Mr Raab is the third senior minister to leave over issues related to personal conduct in the last six months.
The departure will damage Mr Sunak's efforts to revive the governing Conservative Party's fortunes.
It is also a major embarrassment as he had entered Downing Street last October promising a government of integrity.
Mr Raab's resignation comes just two weeks ahead of English local council elections where Mr Sunak's Conservatives are predicted to fare badly.
Mr Sunak's office declined immediate comment.
“I called for the inquiry and undertook to resign if it made any finding of bullying whatsoever,” Mr Raab's letter said. “I believe it is important to keep my word.”
As deputy prime minister, Mr Raab had no formal powers but stepped in for the prime minister if he was away from Parliament or incapacitated.
However, he was a close political ally of Mr Sunak and helped launch his campaign to be prime minister last summer.
The resignation will do little to improve the public perception of his government following the scandal-ridden tenure of Mr Boris Johnson and the chaotic economic policies that brought down Mr Sunak's predecessor, Ms Liz Truss, after less than two months.
The months-long investigation into Mr Raab's behaviour heard evidence from multiple government officials about complaints of bullying at three different departments.
Mr Raab had requested the investigation last November after formal complaints about his behaviour by government officials.
He said he felt “duty bound” to accept the outcome of the inquiry but also staunchly defended his conduct.
He said the report, which has not yet been publicly released, had concluded he had not once sworn, shouted or physically intimidated anyone in 4½ years, and had dismissed all but two of the claims against him.

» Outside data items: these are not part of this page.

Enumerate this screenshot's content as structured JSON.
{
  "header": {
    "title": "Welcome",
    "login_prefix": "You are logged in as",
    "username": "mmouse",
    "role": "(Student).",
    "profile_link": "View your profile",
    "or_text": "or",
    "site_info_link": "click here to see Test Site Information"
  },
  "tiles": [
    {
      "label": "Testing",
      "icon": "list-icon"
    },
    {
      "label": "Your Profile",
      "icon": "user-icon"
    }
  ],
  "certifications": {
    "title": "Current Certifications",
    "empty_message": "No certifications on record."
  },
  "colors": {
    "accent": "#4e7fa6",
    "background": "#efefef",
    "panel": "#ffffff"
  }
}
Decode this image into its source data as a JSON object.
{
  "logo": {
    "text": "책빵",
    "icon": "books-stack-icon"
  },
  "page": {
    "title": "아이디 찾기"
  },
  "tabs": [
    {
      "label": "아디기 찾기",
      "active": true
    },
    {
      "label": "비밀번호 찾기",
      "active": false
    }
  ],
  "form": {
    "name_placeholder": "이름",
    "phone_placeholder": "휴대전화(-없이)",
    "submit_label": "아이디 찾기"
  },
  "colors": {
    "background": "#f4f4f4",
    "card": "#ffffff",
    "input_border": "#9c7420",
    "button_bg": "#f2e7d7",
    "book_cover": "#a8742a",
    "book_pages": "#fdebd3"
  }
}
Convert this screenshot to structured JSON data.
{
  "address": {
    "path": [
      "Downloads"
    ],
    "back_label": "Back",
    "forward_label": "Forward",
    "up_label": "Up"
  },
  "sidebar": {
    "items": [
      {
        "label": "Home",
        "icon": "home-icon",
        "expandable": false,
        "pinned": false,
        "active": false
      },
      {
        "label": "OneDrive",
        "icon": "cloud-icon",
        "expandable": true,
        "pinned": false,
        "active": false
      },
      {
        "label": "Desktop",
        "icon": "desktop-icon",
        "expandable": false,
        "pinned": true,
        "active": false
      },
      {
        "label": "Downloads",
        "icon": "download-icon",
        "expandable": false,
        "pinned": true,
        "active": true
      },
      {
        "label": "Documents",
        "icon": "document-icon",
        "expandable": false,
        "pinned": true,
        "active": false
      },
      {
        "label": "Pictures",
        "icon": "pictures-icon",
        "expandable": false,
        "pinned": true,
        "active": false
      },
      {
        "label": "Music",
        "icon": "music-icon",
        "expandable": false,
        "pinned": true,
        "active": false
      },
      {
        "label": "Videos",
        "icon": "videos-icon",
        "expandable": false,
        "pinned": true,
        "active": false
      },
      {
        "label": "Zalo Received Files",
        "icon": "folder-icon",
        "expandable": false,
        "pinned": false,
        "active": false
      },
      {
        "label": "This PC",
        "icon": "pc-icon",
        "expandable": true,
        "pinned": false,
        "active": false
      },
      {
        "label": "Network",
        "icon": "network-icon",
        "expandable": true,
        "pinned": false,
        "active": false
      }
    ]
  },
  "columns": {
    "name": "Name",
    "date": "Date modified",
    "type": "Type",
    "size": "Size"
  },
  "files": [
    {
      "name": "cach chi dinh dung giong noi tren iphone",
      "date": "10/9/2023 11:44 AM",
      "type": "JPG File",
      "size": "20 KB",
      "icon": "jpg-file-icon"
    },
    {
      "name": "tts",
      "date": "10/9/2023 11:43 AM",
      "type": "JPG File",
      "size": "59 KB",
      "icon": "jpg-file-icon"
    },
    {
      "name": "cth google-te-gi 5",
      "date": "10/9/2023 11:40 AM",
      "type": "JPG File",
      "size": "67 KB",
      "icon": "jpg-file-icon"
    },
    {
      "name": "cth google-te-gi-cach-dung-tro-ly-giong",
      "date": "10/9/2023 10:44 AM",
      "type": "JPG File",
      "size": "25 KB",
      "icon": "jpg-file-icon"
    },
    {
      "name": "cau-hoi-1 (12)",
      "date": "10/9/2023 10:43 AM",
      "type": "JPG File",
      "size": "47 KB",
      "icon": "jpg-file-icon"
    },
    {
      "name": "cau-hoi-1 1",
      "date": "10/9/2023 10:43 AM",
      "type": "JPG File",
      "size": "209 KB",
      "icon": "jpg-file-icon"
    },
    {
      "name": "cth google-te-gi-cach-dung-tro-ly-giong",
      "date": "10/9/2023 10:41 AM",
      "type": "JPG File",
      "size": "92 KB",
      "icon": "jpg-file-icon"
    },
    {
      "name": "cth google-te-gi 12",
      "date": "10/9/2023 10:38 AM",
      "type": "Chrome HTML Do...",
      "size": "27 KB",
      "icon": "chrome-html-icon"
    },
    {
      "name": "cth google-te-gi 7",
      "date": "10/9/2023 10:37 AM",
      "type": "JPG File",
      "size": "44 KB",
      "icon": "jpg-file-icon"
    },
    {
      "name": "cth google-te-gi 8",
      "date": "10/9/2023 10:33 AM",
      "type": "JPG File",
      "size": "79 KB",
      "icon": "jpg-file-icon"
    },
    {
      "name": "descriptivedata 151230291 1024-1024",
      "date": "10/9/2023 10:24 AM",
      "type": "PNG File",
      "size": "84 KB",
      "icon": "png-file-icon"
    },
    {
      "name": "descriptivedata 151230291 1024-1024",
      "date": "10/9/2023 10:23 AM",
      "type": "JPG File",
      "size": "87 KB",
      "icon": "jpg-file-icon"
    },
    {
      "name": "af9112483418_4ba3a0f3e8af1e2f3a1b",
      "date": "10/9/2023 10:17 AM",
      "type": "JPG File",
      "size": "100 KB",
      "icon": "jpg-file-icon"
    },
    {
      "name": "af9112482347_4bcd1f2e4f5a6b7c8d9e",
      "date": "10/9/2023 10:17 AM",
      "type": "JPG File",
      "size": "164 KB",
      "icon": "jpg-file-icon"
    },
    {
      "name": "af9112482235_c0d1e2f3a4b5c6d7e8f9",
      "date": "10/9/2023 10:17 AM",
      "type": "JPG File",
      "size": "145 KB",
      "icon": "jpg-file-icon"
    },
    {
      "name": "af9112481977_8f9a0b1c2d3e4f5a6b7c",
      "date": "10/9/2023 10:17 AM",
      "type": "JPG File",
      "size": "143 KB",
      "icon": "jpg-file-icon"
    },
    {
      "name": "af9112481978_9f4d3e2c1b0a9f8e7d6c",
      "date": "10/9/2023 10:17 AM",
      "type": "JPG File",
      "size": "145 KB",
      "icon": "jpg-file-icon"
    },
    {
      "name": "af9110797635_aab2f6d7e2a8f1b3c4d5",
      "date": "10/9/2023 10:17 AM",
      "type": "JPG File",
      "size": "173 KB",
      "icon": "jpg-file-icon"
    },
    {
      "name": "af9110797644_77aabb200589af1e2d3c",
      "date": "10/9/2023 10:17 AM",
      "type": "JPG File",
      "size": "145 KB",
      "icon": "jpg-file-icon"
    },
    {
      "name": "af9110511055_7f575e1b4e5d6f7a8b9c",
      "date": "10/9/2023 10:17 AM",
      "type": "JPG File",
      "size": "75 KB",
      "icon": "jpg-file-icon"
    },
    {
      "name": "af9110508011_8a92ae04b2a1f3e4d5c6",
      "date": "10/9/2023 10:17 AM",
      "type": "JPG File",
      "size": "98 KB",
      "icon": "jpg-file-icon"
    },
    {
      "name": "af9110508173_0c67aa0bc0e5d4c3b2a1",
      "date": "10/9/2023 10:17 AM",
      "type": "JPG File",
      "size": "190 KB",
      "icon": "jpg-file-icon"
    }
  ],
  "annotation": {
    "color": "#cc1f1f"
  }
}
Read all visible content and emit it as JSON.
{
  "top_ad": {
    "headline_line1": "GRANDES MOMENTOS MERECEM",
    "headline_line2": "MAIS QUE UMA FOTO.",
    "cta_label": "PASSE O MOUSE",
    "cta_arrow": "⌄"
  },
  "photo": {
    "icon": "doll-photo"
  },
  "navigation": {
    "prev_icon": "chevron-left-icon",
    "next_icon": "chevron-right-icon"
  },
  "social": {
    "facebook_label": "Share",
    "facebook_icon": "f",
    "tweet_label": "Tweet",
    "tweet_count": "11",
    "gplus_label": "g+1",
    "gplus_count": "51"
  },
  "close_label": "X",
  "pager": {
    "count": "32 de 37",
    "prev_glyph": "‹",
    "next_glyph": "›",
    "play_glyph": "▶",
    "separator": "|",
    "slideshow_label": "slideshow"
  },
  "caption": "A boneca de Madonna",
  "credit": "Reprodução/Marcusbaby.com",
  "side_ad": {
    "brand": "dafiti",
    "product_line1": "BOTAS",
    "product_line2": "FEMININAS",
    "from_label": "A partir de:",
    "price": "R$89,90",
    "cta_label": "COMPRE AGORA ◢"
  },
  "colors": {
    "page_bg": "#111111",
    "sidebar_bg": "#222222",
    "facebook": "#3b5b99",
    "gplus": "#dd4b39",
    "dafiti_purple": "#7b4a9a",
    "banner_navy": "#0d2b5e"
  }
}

Mr Raab said setting the threshold so low for bullying “set a dangerous precedent for the conduct of good government”.
This will “have a chilling effect on those driving change on behalf of your government – and ultimately the British people”, he said in his resignation letter to the Prime Minister.
Mr Raab referred to the two incidents where there was a finding of bullying against him – one at the foreign office in dealing with a senior diplomat's handling of the Brexit negotiation over Gibraltar, and one where he gave critical feedback during an earlier stint at the Ministry of Justice from 2021 to 2022.
Mr Keir Starmer, the leader of the main opposition Labour Party, accused Mr Sunak of “weakness” for failing to sack his deputy rather than letting him resign.
Another of Mr Sunak's senior ministers, Mr Gavin Williamson, was forced to resign last November after bullying allegations.
The Prime Minister also sacked Conservative Party chair Nadhim Zahawi in January after he was found to have broken the ministerial code over openness about his tax affairs.
Mr Sunak is facing his own investigation by Parliament's standards watchdog into his behaviour over whether he properly declared his wife's shareholding in a childcare company that stands to benefit from new government policy.
The son of a Czech-born Jewish refugee who fled the Nazis in 1938, Mr Raab studied law at Oxford University before becoming a lawyer working on project finance, international litigation and competition law.
He became a member of Parliament in 2010 and has had several senior ministerial jobs.